O vermelho está associado às experiências
mais elementais
O vermelho é a primeira cor nomeada pelo homem e possui profundas experiências elementais associadas ao fogo e sangue. Talvez pela memória atávica dessas experiências (experiências de dor e sobrevivência da espécie), é a primeira cor percebida pelos bebês. Por isso em pesquisas, tanto em homens e mulheres, espontaneamente a primeira cor que ocorre à mente é o vermelho. Não por ser a predileta, mas por significar o próprio conceito de “cor” (veja HELLER, Eva. Psicologia Del Color, Barcelona, Editorial Gustavo Gili, 2009).

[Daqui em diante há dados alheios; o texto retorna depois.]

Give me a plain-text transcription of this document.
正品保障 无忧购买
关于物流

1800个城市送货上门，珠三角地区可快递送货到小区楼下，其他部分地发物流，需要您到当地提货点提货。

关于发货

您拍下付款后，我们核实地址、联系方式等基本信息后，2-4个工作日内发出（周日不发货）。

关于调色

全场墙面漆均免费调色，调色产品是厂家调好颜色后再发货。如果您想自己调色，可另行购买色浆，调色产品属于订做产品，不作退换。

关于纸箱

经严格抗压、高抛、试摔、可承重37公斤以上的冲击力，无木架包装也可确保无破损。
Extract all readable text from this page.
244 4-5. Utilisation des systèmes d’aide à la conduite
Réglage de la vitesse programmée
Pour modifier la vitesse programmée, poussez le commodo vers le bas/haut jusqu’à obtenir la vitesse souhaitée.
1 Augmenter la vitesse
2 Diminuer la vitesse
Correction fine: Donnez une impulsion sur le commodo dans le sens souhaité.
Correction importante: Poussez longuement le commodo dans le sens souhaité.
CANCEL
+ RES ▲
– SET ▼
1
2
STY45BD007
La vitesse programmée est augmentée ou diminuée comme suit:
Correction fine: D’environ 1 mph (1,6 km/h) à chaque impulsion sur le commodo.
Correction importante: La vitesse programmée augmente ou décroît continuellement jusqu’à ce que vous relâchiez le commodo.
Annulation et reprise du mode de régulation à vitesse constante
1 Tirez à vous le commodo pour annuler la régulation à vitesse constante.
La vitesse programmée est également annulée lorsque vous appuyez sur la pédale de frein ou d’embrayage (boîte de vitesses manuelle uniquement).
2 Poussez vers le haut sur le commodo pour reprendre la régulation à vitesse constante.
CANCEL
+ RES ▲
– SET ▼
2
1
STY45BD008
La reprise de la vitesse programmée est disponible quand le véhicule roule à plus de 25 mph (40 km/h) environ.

Por isso é a cor presente na maioria das bandeiras nacionais e a cor da comunicação visual publicitária. Por isso essa cor está associada às experiências humanas mais elementares, simples e corpóreas: perigo, sangue, paixão, alegria (principalmente entre os chineses, cor presente em restaurantes e na comemoração do ano novo) e sensualidade.

Ao contrário, o verde está associado a algo quintessencial, a uma transmutação química que pode resultar tanto na vida quanto no envenenamento: de um lado a fotossíntese, ar e natureza; e do outro, processos tóxicos e veneno. Repare como a cor verde na mídia ao mesmo tempo é associada à ecologia e purificação do ar e na ficção a vilões como o Coringa, Charada e a Hera Venenosa todos inimigos do Batman. Isso sem falar que é a cor que representa a contaminação por radioatividade e a própria tonalidade da perversa Matrix.

Por isso, a bomba semiótica do tomate demonstra que cada vez mais a desmontagem desses dispositivos linguísticos da guerrilha semiológica atual exige ferramentas cada vez mais sofisticadas. Nesse caso, a semiótica é insuficiente, pois o material arquetípico que utilizado vai além de uma explicação a partir da sintaxe dos signos. Somente um enfoque transdisciplinar, sincromístico, pode se aprofundar no material imaginário altamente inflamável dessa bomba.